On distingue plusieurs grands ensembles de musiques traditionnelles, proches par leur bases culturelles. Ces musiques sont plus ou moins convergentes avec la langue (langue d'oc, langue d'oïl, langue celtique) parlée :
Cette musique vivante a largement été influencée par des migrations populaires aux XIXe et XXe siècles ; on retrouve des répertoires communs dans diverses régions. Restent quelques bassins culturels avec une musique caractéristique : Flandre française, ou dans les Alpes.
Chacune de ces cultures inclut dans les instruments utilisés une cornemuse, et/ou un accordéon (arrivé d'Italie à fin du XIXe siècle). On peut y associer suivant les régions une flûte, violon, vielle à roue, bombarde, percussion et autres instruments spécifiques à une aire géographique.
On peut entendre aujourd'hui des musiques en France dans les festivals, notamment au Festival interceltique de Lorient, aux Rencontres internationales de luthiers et maîtres sonneurs de Saint-Chartier, Le Son continu à Ars, aux Nuits Basaltiques du Puy-en-Velay, au Festival international de folklore de Romans-sur-Isère et dans les bals folk, bals trad ou fest-noz, le plus souvent dans des salles des fêtes, aussi en extérieur.
Ces musiques traditionnelles ont donné un essor décisif d'une part au genre du poème symphonique, et d'autre part à l'ethnomusicologie.[réf. nécessaire] Ainsi, Constantin Brăiloiu, l'ami du hongrois Béla Bartók et du roumain Georges Enesco - eux-mêmes compositeurs d'une musique savante fortement inspirée par le folklore de leurs pays, au même titre que d'autres musiciens de la seconde moitié du XIXe siècle (Liszt, Dvořák, Grieg, Sibelius…) et de la première moitié du XXe siècle (Janáček, Szymanowski, Harsányi, De Falla, Ropartz…) - a parcouru, durant l'entre-deux guerres, les villages les plus reculés de l'Europe centrale et orientale pour recueillir, magnétophone en main, des dizaines de milliers de chansons, danses, thèmes mélodiques, rythmes, etc[5]. Tandis que la musique savante se voyait ressourcée au contact direct de la musique folklorique, ces recherches, menées aussi par d'autres ailleurs en Europe, ont abouti à une connaissance renouvelée du phénomène musical.[réf. souhaitée]
On rencontre des influences irlandaises et françaises dans la musique traditionnelle québécoise.
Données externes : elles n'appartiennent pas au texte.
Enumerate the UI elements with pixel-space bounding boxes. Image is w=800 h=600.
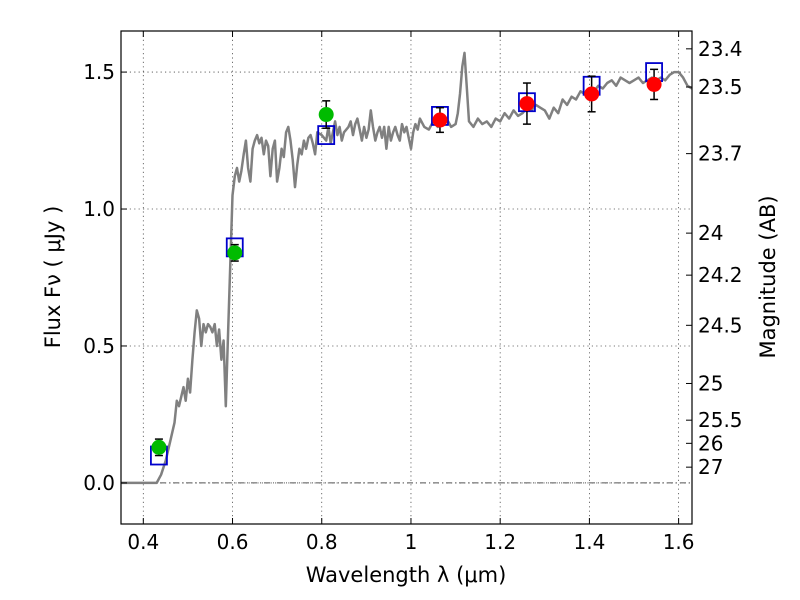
y-tick-label: 0.5 xyxy=(83,334,115,358)
plot-frame xyxy=(120,30,693,525)
x-axis-label: Wavelength λ (μm) xyxy=(306,563,507,587)
mag-tick-label: 26 xyxy=(698,431,723,455)
x-axis-ticks: 0.4 0.6 0.8 1 1.2 1.4 1.6 xyxy=(127,31,695,554)
mag-tick-label: 23.7 xyxy=(698,142,743,166)
right-axis-label: Magnitude (AB) xyxy=(756,195,780,358)
observed-point-marker xyxy=(519,96,535,112)
mag-tick-label: 24.5 xyxy=(698,313,743,337)
mag-tick-label: 24 xyxy=(698,221,723,245)
y-axis-label: Flux Fν ( μJy ) xyxy=(41,206,65,349)
mag-tick-label: 23.4 xyxy=(698,37,743,61)
x-tick-label: 0.6 xyxy=(217,530,249,554)
y-axis-ticks: 0.0 0.5 1.0 1.5 xyxy=(83,60,127,495)
y-tick-label: 1.0 xyxy=(83,197,115,221)
mag-tick-label: 25 xyxy=(698,371,723,395)
observed-point-marker xyxy=(227,245,243,261)
x-tick-label: 1.4 xyxy=(573,530,605,554)
x-tick-label: 0.4 xyxy=(127,530,159,554)
mag-tick-label: 27 xyxy=(698,455,723,479)
observed-point-marker xyxy=(584,86,600,102)
mag-tick-label: 23.5 xyxy=(698,75,743,99)
observed-point-marker xyxy=(151,439,167,455)
x-tick-label: 1 xyxy=(405,530,418,554)
y-tick-label: 1.5 xyxy=(83,60,115,84)
spectrum-line xyxy=(121,51,693,485)
mag-tick-label: 25.5 xyxy=(698,408,743,432)
x-tick-label: 0.8 xyxy=(306,530,338,554)
observed-point-marker xyxy=(432,112,448,128)
y-tick-label: 0.0 xyxy=(83,471,115,495)
data-series xyxy=(121,51,693,485)
observed-point-marker xyxy=(318,107,334,123)
x-tick-label: 1.6 xyxy=(663,530,695,554)
x-tick-label: 1.2 xyxy=(484,530,516,554)
grid xyxy=(121,31,692,524)
observed-point-marker xyxy=(646,76,662,92)
mag-tick-label: 24.2 xyxy=(698,263,743,287)
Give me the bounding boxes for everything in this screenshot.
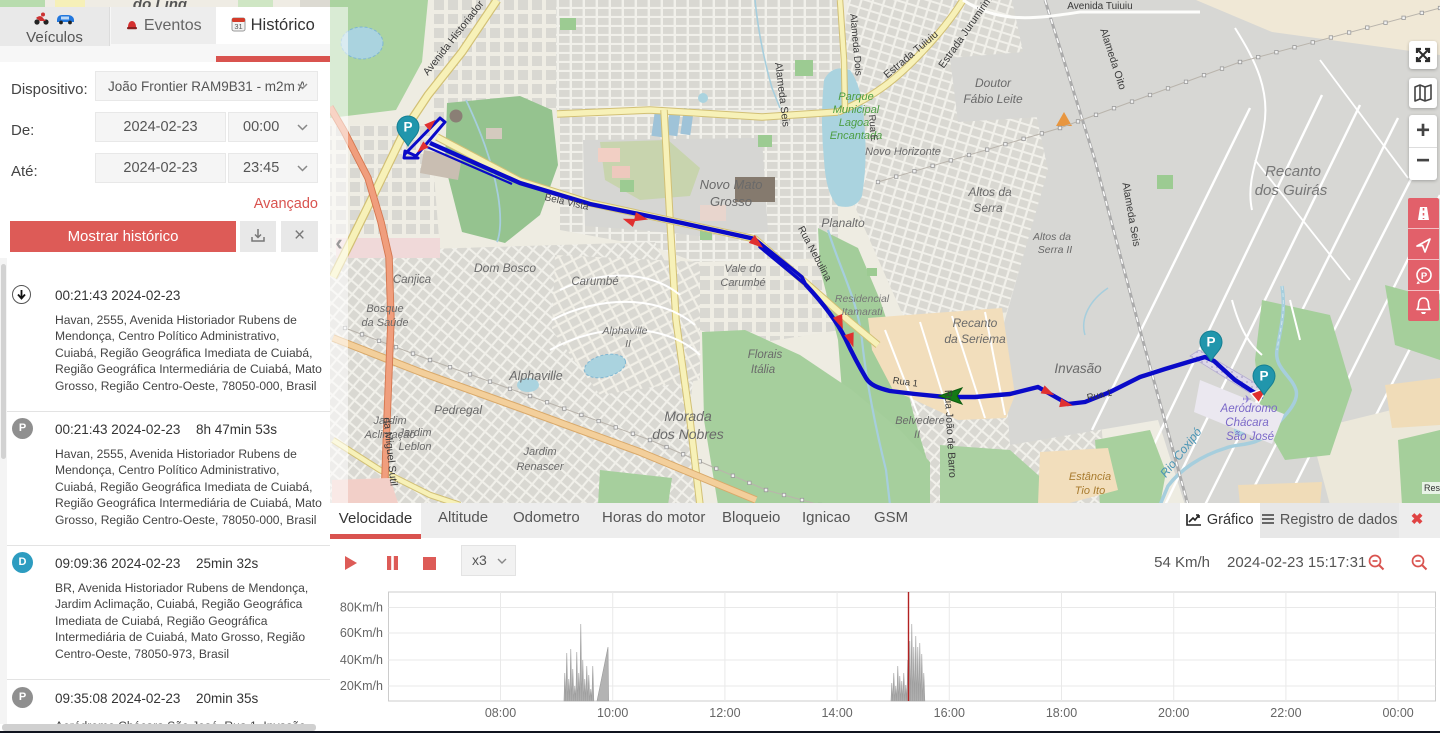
svg-text:II: II [914, 429, 920, 441]
svg-text:‹: ‹ [335, 230, 342, 255]
svg-text:Canjica: Canjica [393, 274, 431, 286]
svg-text:Alphaville: Alphaville [602, 325, 648, 337]
svg-text:Recanto: Recanto [953, 316, 998, 330]
svg-text:Florais: Florais [748, 349, 783, 361]
svg-text:Jardim: Jardim [397, 427, 431, 439]
svg-text:Encantada: Encantada [830, 130, 883, 142]
svg-text:16:00: 16:00 [934, 706, 965, 720]
svg-text:Aclimação: Aclimação [364, 429, 416, 441]
svg-text:Carumbé: Carumbé [571, 276, 618, 288]
svg-text:II: II [625, 338, 631, 350]
svg-text:18:00: 18:00 [1046, 706, 1077, 720]
svg-text:Aeródromo: Aeródromo [1220, 403, 1278, 415]
svg-text:Itália: Itália [751, 364, 775, 376]
svg-text:Parque: Parque [838, 91, 873, 103]
svg-text:✈: ✈ [1242, 394, 1251, 406]
svg-text:31: 31 [235, 22, 243, 31]
svg-text:Residencial: Residencial [835, 293, 890, 305]
svg-text:Pedregal: Pedregal [434, 403, 482, 417]
svg-text:da Seriema: da Seriema [944, 332, 1006, 346]
svg-text:Municipal: Municipal [833, 104, 880, 116]
svg-text:dos Nobres: dos Nobres [652, 426, 724, 442]
svg-text:Invasão: Invasão [1054, 361, 1102, 376]
svg-text:Leblon: Leblon [398, 441, 431, 453]
svg-text:00:00: 00:00 [1382, 706, 1413, 720]
svg-text:Planalto: Planalto [821, 216, 865, 230]
svg-text:Tio Ito: Tio Ito [1075, 485, 1105, 497]
svg-text:Belvedere: Belvedere [895, 415, 945, 427]
svg-text:Itamarati: Itamarati [842, 306, 884, 318]
svg-text:Grosso: Grosso [710, 194, 752, 209]
svg-text:Recanto: Recanto [1265, 163, 1321, 180]
svg-text:10:00: 10:00 [597, 706, 628, 720]
svg-text:P: P [1259, 369, 1268, 384]
svg-text:Serra: Serra [973, 201, 1003, 215]
svg-text:Avenida Tuiuiu: Avenida Tuiuiu [1067, 1, 1132, 12]
svg-text:Vale do: Vale do [725, 263, 762, 275]
svg-text:80Km/h: 80Km/h [340, 601, 383, 615]
svg-text:Dom Bosco: Dom Bosco [474, 261, 536, 275]
svg-text:Jardim: Jardim [522, 446, 556, 458]
svg-text:Novo Mato: Novo Mato [700, 177, 763, 192]
svg-text:Lagoa: Lagoa [839, 117, 870, 129]
svg-text:Estância: Estância [1069, 471, 1111, 483]
svg-text:Altos da: Altos da [967, 185, 1012, 199]
svg-text:Morada: Morada [664, 408, 712, 424]
svg-text:Renascer: Renascer [516, 461, 564, 473]
svg-text:Fábio Leite: Fábio Leite [963, 92, 1023, 106]
svg-text:Alameda Dois: Alameda Dois [847, 13, 863, 76]
svg-text:Doutor: Doutor [975, 76, 1012, 90]
svg-text:dos Guirás: dos Guirás [1255, 182, 1328, 199]
svg-text:P: P [403, 120, 412, 135]
svg-text:Chácara: Chácara [1225, 417, 1268, 429]
svg-text:P: P [1206, 335, 1215, 350]
svg-text:20Km/h: 20Km/h [340, 679, 383, 693]
svg-text:Rua 1: Rua 1 [1086, 388, 1113, 404]
svg-text:Res: Res [1424, 483, 1440, 493]
svg-text:08:00: 08:00 [485, 706, 516, 720]
svg-text:da Saúde: da Saúde [361, 317, 408, 329]
svg-text:Altos da: Altos da [1032, 231, 1071, 243]
svg-text:40Km/h: 40Km/h [340, 653, 383, 667]
svg-text:22:00: 22:00 [1270, 706, 1301, 720]
svg-text:Carumbé: Carumbé [720, 277, 765, 289]
svg-text:Rua 1: Rua 1 [892, 375, 919, 389]
svg-text:Rua E: Rua E [866, 114, 879, 141]
svg-text:Novo Horizonte: Novo Horizonte [865, 146, 941, 158]
svg-text:60Km/h: 60Km/h [340, 626, 383, 640]
svg-text:Rua João de Barro: Rua João de Barro [942, 390, 959, 479]
svg-text:20:00: 20:00 [1158, 706, 1189, 720]
svg-text:Alphaville: Alphaville [508, 369, 563, 383]
svg-text:P: P [1421, 271, 1428, 282]
svg-text:12:00: 12:00 [709, 706, 740, 720]
svg-text:Bosque: Bosque [366, 303, 403, 315]
svg-text:Serra II: Serra II [1038, 244, 1073, 256]
svg-text:Jardim: Jardim [372, 415, 406, 427]
svg-text:São José: São José [1226, 431, 1274, 443]
svg-text:14:00: 14:00 [821, 706, 852, 720]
La jigue irlandaise mélangée à la chanson à répondre française en est globalement le résultat. Cette culture propre au Québec s'est diffusée grâce à la tradition orale. Autrefois, les veillées amenaient les musiciens des différentes paroisses à se rencontrer et à échanger leurs versions de chanson à répondre.
Aujourd'hui, la musique traditionnelle québécoise mélange cette tradition orale, des textes retrouvés dans les archives ou encore des mélodies qui se transmettent dans les familles. Plusieurs groupes professionnels tels que Le Vent du Nord, De Temps Antan, Les Charbonniers de l'enfer, Galant tu perds ton Temps, Les Tireux d'Roches, La Volée d'Castors, Bon Débarras, Genticorum et la populaire La Bottine souriante proposent différentes façons de faire de la musique traditionnelle contemporaine. Que ce soit par les différentes sonorités ou des sujets actuels adaptés à la façon traditionnelle, il en existe aujourd'hui pour tous les goûts.
Les instruments utilisés sont le violon, l'accordéon diatonique, la podorythmie (tenir un rythme avec ses pieds), les cuillères, la guimbarde, la flûte traversière, la mandoline, la guitare, la vielle à roue et l'harmonica (aussi appelé ruine-babine).